Postcolonial theory adopts a similar critical approach towards cartography which replaces the earlier attitude of the anticolonial struggles towards maps and borders. This shift is characteristic of postcolonial theories that focus on signifying practices and presuppose that the coloniser’s power lies in the ability to represent colonised histories, customs, cultures, and territories.
Ella Shohat and Robert Stam question the deconstructionist tendencies within postcolonial theory and juxtapose them to the discourse of indigenous thinkers who underscore ‘rootedness’ and ‘affirm borders’.
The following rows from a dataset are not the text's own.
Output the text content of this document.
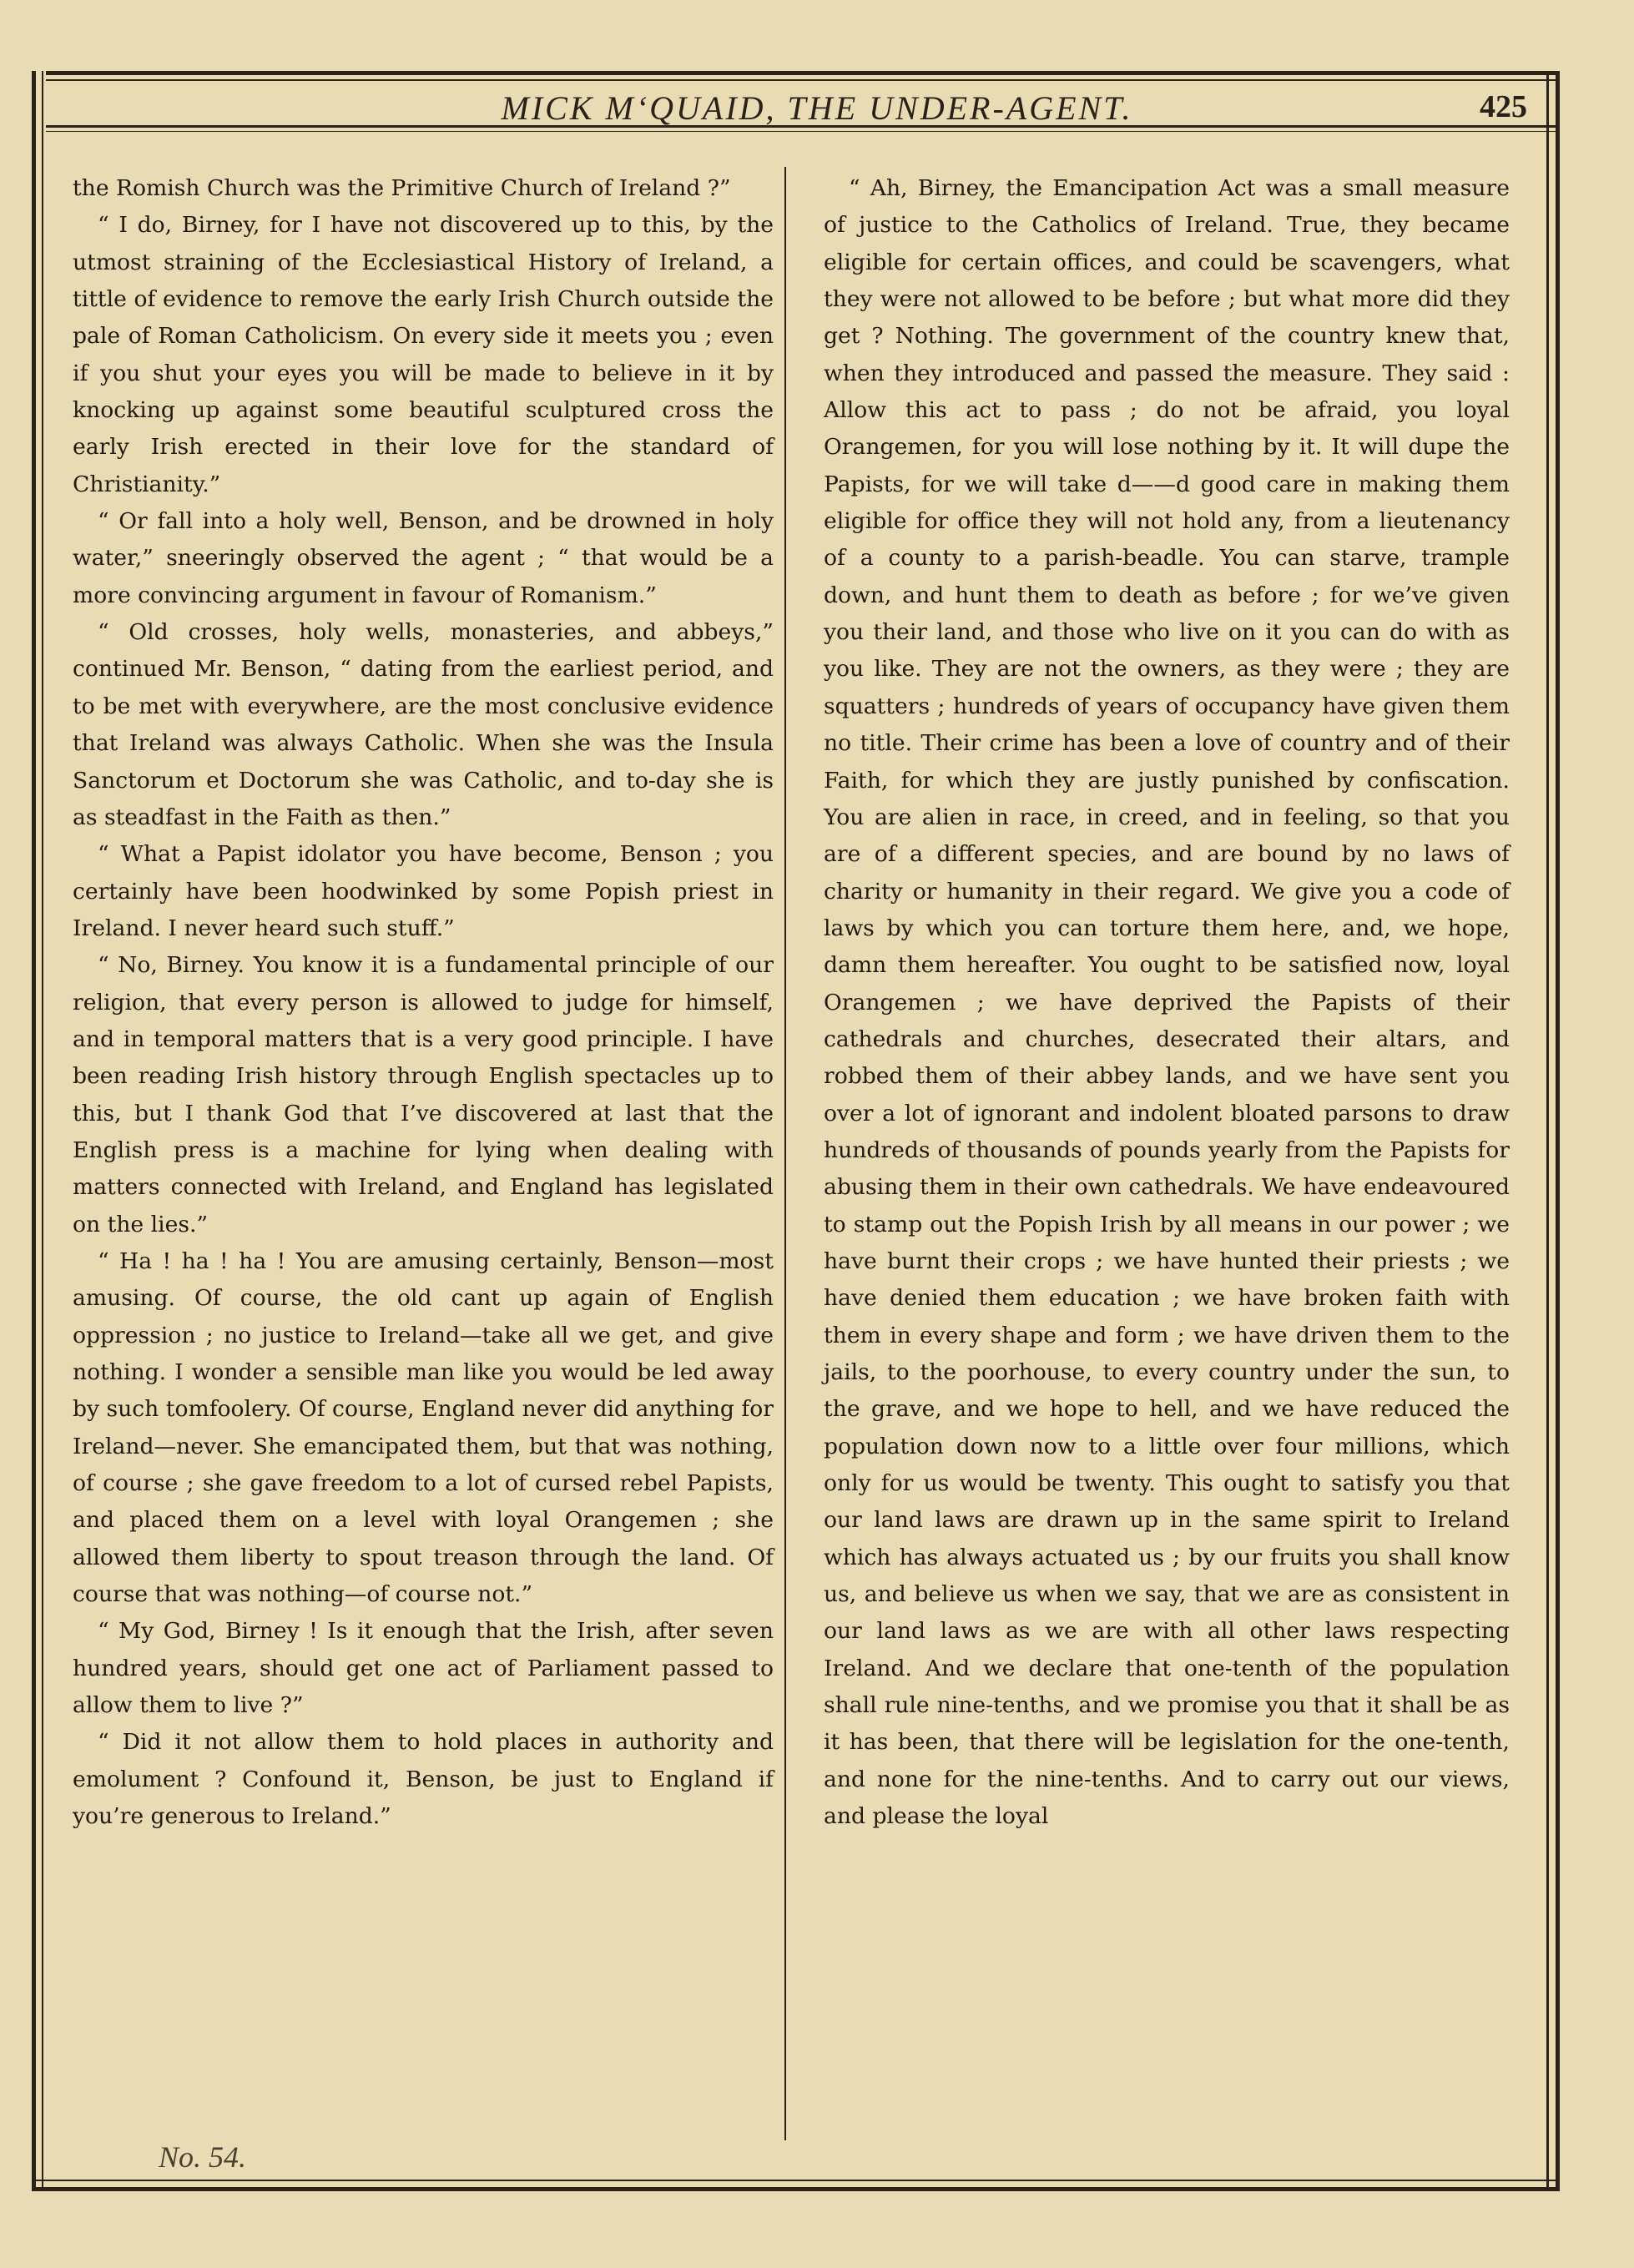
MICK M‘QUAID, THE UNDER-AGENT.	425

the Romish Church was the Primitive Church of Ireland ?”

“ I do, Birney, for I have not discovered up to this, by the utmost straining of the Ecclesiastical History of Ireland, a tittle of evidence to remove the early Irish Church outside the pale of Roman Catholicism. On every side it meets you ; even if you shut your eyes you will be made to believe in it by knocking up against some beautiful sculptured cross the early Irish erected in their love for the standard of Christianity.”

“ Or fall into a holy well, Benson, and be drowned in holy water,” sneeringly observed the agent ; “ that would be a more convincing argument in favour of Romanism.”

“ Old crosses, holy wells, monasteries, and abbeys,” continued Mr. Benson, “ dating from the earliest period, and to be met with everywhere, are the most conclusive evidence that Ireland was always Catholic. When she was the Insula Sanctorum et Doctorum she was Catholic, and to-day she is as steadfast in the Faith as then.”

“ What a Papist idolator you have become, Benson ; you certainly have been hoodwinked by some Popish priest in Ireland. I never heard such stuff.”

“ No, Birney. You know it is a fundamental principle of our religion, that every person is allowed to judge for himself, and in temporal matters that is a very good principle. I have been reading Irish history through English spectacles up to this, but I thank God that I’ve discovered at last that the English press is a machine for lying when dealing with matters connected with Ireland, and England has legislated on the lies.”

“ Ha ! ha ! ha ! You are amusing certainly, Benson—most amusing. Of course, the old cant up again of English oppression ; no justice to Ireland—take all we get, and give nothing. I wonder a sensible man like you would be led away by such tomfoolery. Of course, England never did anything for Ireland—never. She emancipated them, but that was nothing, of course ; she gave freedom to a lot of cursed rebel Papists, and placed them on a level with loyal Orangemen ; she allowed them liberty to spout treason through the land. Of course that was nothing—of course not.”

“ My God, Birney ! Is it enough that the Irish, after seven hundred years, should get one act of Parliament passed to allow them to live ?”

“ Did it not allow them to hold places in authority and emolument ? Confound it, Benson, be just to England if you’re generous to Ireland.”

“ Ah, Birney, the Emancipation Act was a small measure of justice to the Catholics of Ireland. True, they became eligible for certain offices, and could be scavengers, what they were not allowed to be before ; but what more did they get ? Nothing. The government of the country knew that, when they introduced and passed the measure. They said : Allow this act to pass ; do not be afraid, you loyal Orangemen, for you will lose nothing by it. It will dupe the Papists, for we will take d——d good care in making them eligible for office they will not hold any, from a lieutenancy of a county to a parish-beadle. You can starve, trample down, and hunt them to death as before ; for we’ve given you their land, and those who live on it you can do with as you like. They are not the owners, as they were ; they are squatters ; hundreds of years of occupancy have given them no title. Their crime has been a love of country and of their Faith, for which they are justly punished by confiscation. You are alien in race, in creed, and in feeling, so that you are of a different species, and are bound by no laws of charity or humanity in their regard. We give you a code of laws by which you can torture them here, and, we hope, damn them hereafter. You ought to be satisfied now, loyal Orangemen ; we have deprived the Papists of their cathedrals and churches, desecrated their altars, and robbed them of their abbey lands, and we have sent you over a lot of ignorant and indolent bloated parsons to draw hundreds of thousands of pounds yearly from the Papists for abusing them in their own cathedrals. We have endeavoured to stamp out the Popish Irish by all means in our power ; we have burnt their crops ; we have hunted their priests ; we have denied them education ; we have broken faith with them in every shape and form ; we have driven them to the jails, to the poorhouse, to every country under the sun, to the grave, and we hope to hell, and we have reduced the population down now to a little over four millions, which only for us would be twenty. This ought to satisfy you that our land laws are drawn up in the same spirit to Ireland which has always actuated us ; by our fruits you shall know us, and believe us when we say, that we are as consistent in our land laws as we are with all other laws respecting Ireland. And we declare that one-tenth of the population shall rule nine-tenths, and we promise you that it shall be as it has been, that there will be legislation for the one-tenth, and none for the nine-tenths. And to carry out our views, and please the loyal

No. 54.
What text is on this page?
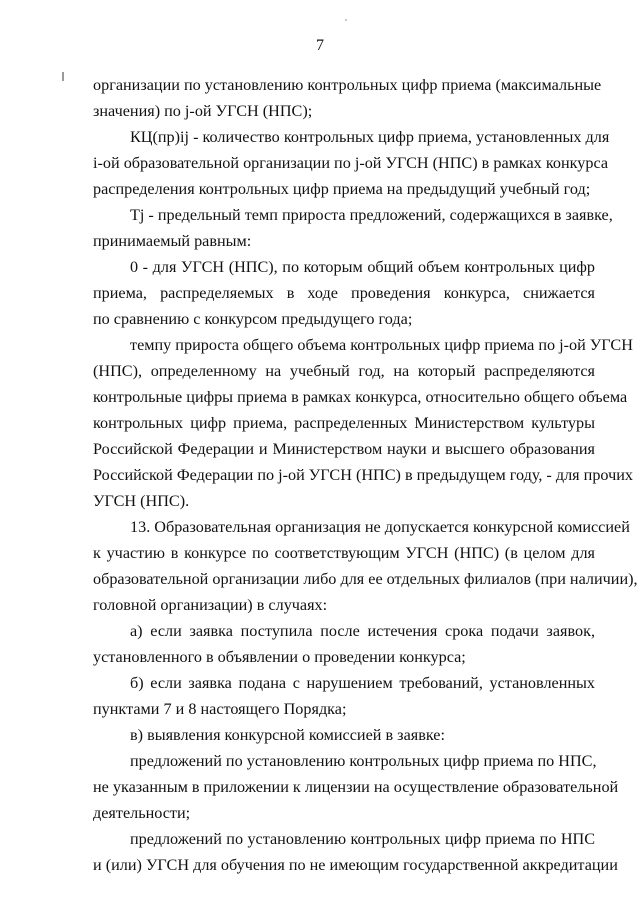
7
организации по установлению контрольных цифр приема (максимальные
значения) по j-ой УГСН (НПС);
КЦ(пр)ij - количество контрольных цифр приема, установленных для
i-ой образовательной организации по j-ой УГСН (НПС) в рамках конкурса
распределения контрольных цифр приема на предыдущий учебный год;
Tj - предельный темп прироста предложений, содержащихся в заявке,
принимаемый равным:
0 - для УГСН (НПС), по которым общий объем контрольных цифр
приема, распределяемых в ходе проведения конкурса, снижается
по сравнению с конкурсом предыдущего года;
темпу прироста общего объема контрольных цифр приема по j-ой УГСН
(НПС), определенному на учебный год, на который распределяются
контрольные цифры приема в рамках конкурса, относительно общего объема
контрольных цифр приема, распределенных Министерством культуры
Российской Федерации и Министерством науки и высшего образования
Российской Федерации по j-ой УГСН (НПС) в предыдущем году, - для прочих
УГСН (НПС).
13. Образовательная организация не допускается конкурсной комиссией
к участию в конкурсе по соответствующим УГСН (НПС) (в целом для
образовательной организации либо для ее отдельных филиалов (при наличии),
головной организации) в случаях:
а) если заявка поступила после истечения срока подачи заявок,
установленного в объявлении о проведении конкурса;
б) если заявка подана с нарушением требований, установленных
пунктами 7 и 8 настоящего Порядка;
в) выявления конкурсной комиссией в заявке:
предложений по установлению контрольных цифр приема по НПС,
не указанным в приложении к лицензии на осуществление образовательной
деятельности;
предложений по установлению контрольных цифр приема по НПС
и (или) УГСН для обучения по не имеющим государственной аккредитации
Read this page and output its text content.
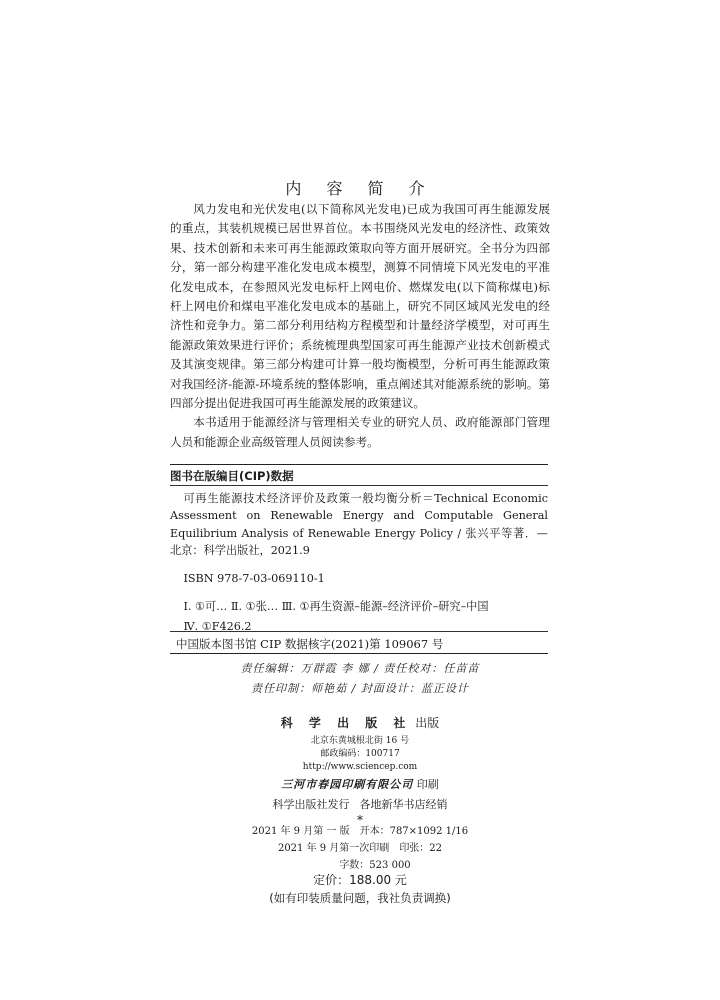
内 容 简 介

风力发电和光伏发电(以下简称风光发电)已成为我国可再生能源发展的重点，其装机规模已居世界首位。本书围绕风光发电的经济性、政策效果、技术创新和未来可再生能源政策取向等方面开展研究。全书分为四部分，第一部分构建平准化发电成本模型，测算不同情境下风光发电的平准化发电成本，在参照风光发电标杆上网电价、燃煤发电(以下简称煤电)标杆上网电价和煤电平准化发电成本的基础上，研究不同区域风光发电的经济性和竞争力。第二部分利用结构方程模型和计量经济学模型，对可再生能源政策效果进行评价；系统梳理典型国家可再生能源产业技术创新模式及其演变规律。第三部分构建可计算一般均衡模型，分析可再生能源政策对我国经济-能源-环境系统的整体影响，重点阐述其对能源系统的影响。第四部分提出促进我国可再生能源发展的政策建议。

本书适用于能源经济与管理相关专业的研究人员、政府能源部门管理人员和能源企业高级管理人员阅读参考。

图书在版编目(CIP)数据

可再生能源技术经济评价及政策一般均衡分析＝Technical Economic Assessment on Renewable Energy and Computable General Equilibrium Analysis of Renewable Energy Policy / 张兴平等著．—北京：科学出版社，2021.9

ISBN 978-7-03-069110-1

Ⅰ. ①可… Ⅱ. ①张… Ⅲ. ①再生资源–能源–经济评价–研究–中国
Ⅳ. ①F426.2
中国版本图书馆 CIP 数据核字(2021)第 109067 号
责任编辑：万群霞 李 娜 / 责任校对：任苗苗
责任印制：师艳茹 / 封面设计：蓝正设计
科 学 出 版 社 出版
北京东黄城根北街 16 号
邮政编码：100717
http://www.sciencep.com
三河市春园印刷有限公司 印刷
科学出版社发行 各地新华书店经销
*
2021 年 9 月第 一 版 开本：787×1092 1/16
2021 年 9 月第一次印刷 印张：22
字数：523 000
定价：188.00 元
(如有印装质量问题，我社负责调换)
In this article, the author examine A-PART—Stories of Lands and Lines (23 July–16 August 2019, New Delhi), a group exhibition that explored borders through the perspectives of artists from North-East India.
Curated by Pranamita Borgohain and Vikash Nand Kumar of Zero Gravity Collective, the exhibition featured artists whose voices are not always heard within the mainstream of Indian art.
While the exhibition questioned, undermined, and challenged borders, it also foregrounded their productive functions. In this article, the author underscores and analyses this ambivalent attitude towards borders.